Ojo de pez

Pablo Bujalance

pbujalance@malagahoy.es

Yo soy español

Ser español es estar loco, no admitir más nación que los brazos de Dulcinea, andar los caminos con la cabeza 'perdía'

Si Mariano Rajoy es una fábrica de independentistas, según algunos, habría que admitir que los mismos independentistas catalanes contribuyen a despertar sentimientos de españolidad donde antes no los había. Pero claro, correspondería afrontar la peliaguda tarea de señalar o acotar la identidad española, lo que puede parecer sencillo, pero después de cuarenta años de autonomías igual no lo es tanto. Parece evidente que quienes van por ahí paseándose con la bandera del pollo y haciendo gala de su nostálgico nacionalismo rojigualdo, acuartelado y manoloescobarista lo tienen clarísimo. Pero para quienes el asunto patriótico nos pilla más lejos que Alpha Centauri, los incentivos son considerablemente menos. La mejor definición de lo que significa ser español se la leí no hace mucho a Eusebio Calonge: ser español es, en su opinión, no ser de ninguna parte. Ser de los caminos, de los cruces, de las veredas, de este pueblo y del otro. Y esto me lleva a aquella otra nostalgia más llevadera, la del 98: ser español es ser Don Quijote. O Sancho Panza. Armarse caballero en una venta, plantar cara a los gigantes, no admitir más nación que los brazos de Dulcinea y tener la cabeza perdía. Ser español es estar loco. No saber a ciencia cierta dónde se está, qué suelo se pisa. Echar a la talega medio queso y un pan, andar y soñar con ínsulas.

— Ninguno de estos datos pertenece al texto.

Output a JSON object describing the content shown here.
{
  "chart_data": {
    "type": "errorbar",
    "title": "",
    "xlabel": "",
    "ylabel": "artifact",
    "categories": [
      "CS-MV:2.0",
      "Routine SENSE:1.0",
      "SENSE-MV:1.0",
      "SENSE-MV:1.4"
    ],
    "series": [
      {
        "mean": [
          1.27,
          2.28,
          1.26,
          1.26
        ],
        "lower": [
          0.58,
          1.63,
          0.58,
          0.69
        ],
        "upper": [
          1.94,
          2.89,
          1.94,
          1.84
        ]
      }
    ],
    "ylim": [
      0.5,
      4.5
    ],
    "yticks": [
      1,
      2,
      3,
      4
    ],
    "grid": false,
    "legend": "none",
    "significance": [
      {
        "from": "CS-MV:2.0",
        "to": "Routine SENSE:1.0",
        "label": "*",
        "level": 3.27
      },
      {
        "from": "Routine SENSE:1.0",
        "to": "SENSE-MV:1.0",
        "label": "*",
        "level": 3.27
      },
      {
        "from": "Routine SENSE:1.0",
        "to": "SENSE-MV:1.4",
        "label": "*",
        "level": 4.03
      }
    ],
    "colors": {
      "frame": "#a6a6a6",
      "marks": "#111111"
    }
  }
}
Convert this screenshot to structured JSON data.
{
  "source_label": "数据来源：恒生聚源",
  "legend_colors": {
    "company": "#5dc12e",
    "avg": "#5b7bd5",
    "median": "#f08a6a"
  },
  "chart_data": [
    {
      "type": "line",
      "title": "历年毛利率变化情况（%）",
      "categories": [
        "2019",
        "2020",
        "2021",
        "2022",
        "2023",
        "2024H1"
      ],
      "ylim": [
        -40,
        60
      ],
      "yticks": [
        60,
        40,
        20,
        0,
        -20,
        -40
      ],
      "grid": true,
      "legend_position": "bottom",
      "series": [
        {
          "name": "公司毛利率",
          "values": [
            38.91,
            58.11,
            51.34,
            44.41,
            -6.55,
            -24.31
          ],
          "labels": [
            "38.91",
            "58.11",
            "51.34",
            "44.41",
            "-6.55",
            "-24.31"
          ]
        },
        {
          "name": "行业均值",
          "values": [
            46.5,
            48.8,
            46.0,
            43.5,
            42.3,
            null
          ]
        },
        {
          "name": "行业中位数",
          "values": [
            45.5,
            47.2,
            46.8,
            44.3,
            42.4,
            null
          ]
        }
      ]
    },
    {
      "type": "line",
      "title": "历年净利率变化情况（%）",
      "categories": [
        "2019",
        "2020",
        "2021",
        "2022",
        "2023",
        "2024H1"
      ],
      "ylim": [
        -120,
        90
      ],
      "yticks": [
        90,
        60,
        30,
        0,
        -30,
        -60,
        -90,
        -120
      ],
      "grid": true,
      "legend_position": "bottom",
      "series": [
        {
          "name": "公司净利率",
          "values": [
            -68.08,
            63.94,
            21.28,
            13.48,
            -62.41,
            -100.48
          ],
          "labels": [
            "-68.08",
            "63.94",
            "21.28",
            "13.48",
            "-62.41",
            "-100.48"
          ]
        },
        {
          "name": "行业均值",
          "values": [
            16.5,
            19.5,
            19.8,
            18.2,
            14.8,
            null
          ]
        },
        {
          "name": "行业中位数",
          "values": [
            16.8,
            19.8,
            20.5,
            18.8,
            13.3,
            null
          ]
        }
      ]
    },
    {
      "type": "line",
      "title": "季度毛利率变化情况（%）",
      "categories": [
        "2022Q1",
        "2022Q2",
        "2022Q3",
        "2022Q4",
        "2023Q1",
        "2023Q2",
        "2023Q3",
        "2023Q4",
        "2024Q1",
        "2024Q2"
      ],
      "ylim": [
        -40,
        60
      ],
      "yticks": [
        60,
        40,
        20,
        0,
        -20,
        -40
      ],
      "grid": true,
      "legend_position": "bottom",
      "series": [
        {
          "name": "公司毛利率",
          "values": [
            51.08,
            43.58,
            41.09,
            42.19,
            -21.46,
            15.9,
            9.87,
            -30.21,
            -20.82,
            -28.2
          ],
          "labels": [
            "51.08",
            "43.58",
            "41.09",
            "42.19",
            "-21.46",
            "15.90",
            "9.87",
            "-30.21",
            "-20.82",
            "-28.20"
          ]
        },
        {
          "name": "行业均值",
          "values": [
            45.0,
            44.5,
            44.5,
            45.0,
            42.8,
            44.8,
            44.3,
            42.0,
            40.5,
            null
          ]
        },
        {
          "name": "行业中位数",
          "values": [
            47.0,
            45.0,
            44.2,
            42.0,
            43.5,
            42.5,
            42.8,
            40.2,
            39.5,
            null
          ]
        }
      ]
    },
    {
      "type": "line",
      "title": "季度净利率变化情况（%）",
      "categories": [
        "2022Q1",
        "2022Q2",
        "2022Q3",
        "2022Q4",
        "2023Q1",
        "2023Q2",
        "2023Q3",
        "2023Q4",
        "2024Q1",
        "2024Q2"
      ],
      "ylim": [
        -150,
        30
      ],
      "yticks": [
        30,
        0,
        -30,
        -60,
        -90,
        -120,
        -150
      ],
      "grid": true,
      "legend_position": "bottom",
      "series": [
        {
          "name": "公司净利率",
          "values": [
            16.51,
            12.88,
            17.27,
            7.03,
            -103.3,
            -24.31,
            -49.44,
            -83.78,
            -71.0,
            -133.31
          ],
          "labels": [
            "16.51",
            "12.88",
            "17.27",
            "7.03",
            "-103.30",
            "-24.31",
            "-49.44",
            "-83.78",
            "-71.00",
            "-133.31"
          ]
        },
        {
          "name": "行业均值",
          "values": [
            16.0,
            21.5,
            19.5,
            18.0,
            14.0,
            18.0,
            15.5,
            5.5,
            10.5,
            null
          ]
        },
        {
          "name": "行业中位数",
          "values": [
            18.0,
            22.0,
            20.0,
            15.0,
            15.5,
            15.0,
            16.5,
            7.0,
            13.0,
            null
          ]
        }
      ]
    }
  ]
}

Y seguramente, si decidimos articular esta poética grotesca en un Estado, nos salga algo aún más feo, enfermizo y fuera de lugar. Qué le vamos a hacer, necesitamos una unidad administrativa, claro, pero lo que nos pide el cuerpo es algo muy distinto. Por eso los independentistas catalanes, aunque ellos no lo sepan, son más españoles que Manolete: esas ansias por irse no son más que la formulación expresa del deseo de seguir dentro. Recuerden a Bergamín. Don Quijote se sintió siempre traicionado y desamparado en sus aventuras, solo, consciente de que los pérfidos se reían de él y le señalaban con el dedo. No es fácil sobrellevar la locura apátrida de los hidalgos. Por eso también él quería salir de una vez sin dejar de estar en el ajo. Sólo el exilio que lo condujo de vuelta a casa bajo el nombre de Alonso Quijano le devolvió la cordura. Pero el amor a Dulcinea fue siempre más determinante. La historia habría de recordarlo más como amante que como héroe. Condenado a la misma demencia platónica que nos atañe.

Nada saben de estos asuntos quienes afirman que España es una cuestión de fronteras, ni quienes entonan Yo soy español al ardor del éxito futbolístico. Ser español no tiene ninguna importancia. Se pierde siempre. De ahí su grandeza y su miseria. Vale.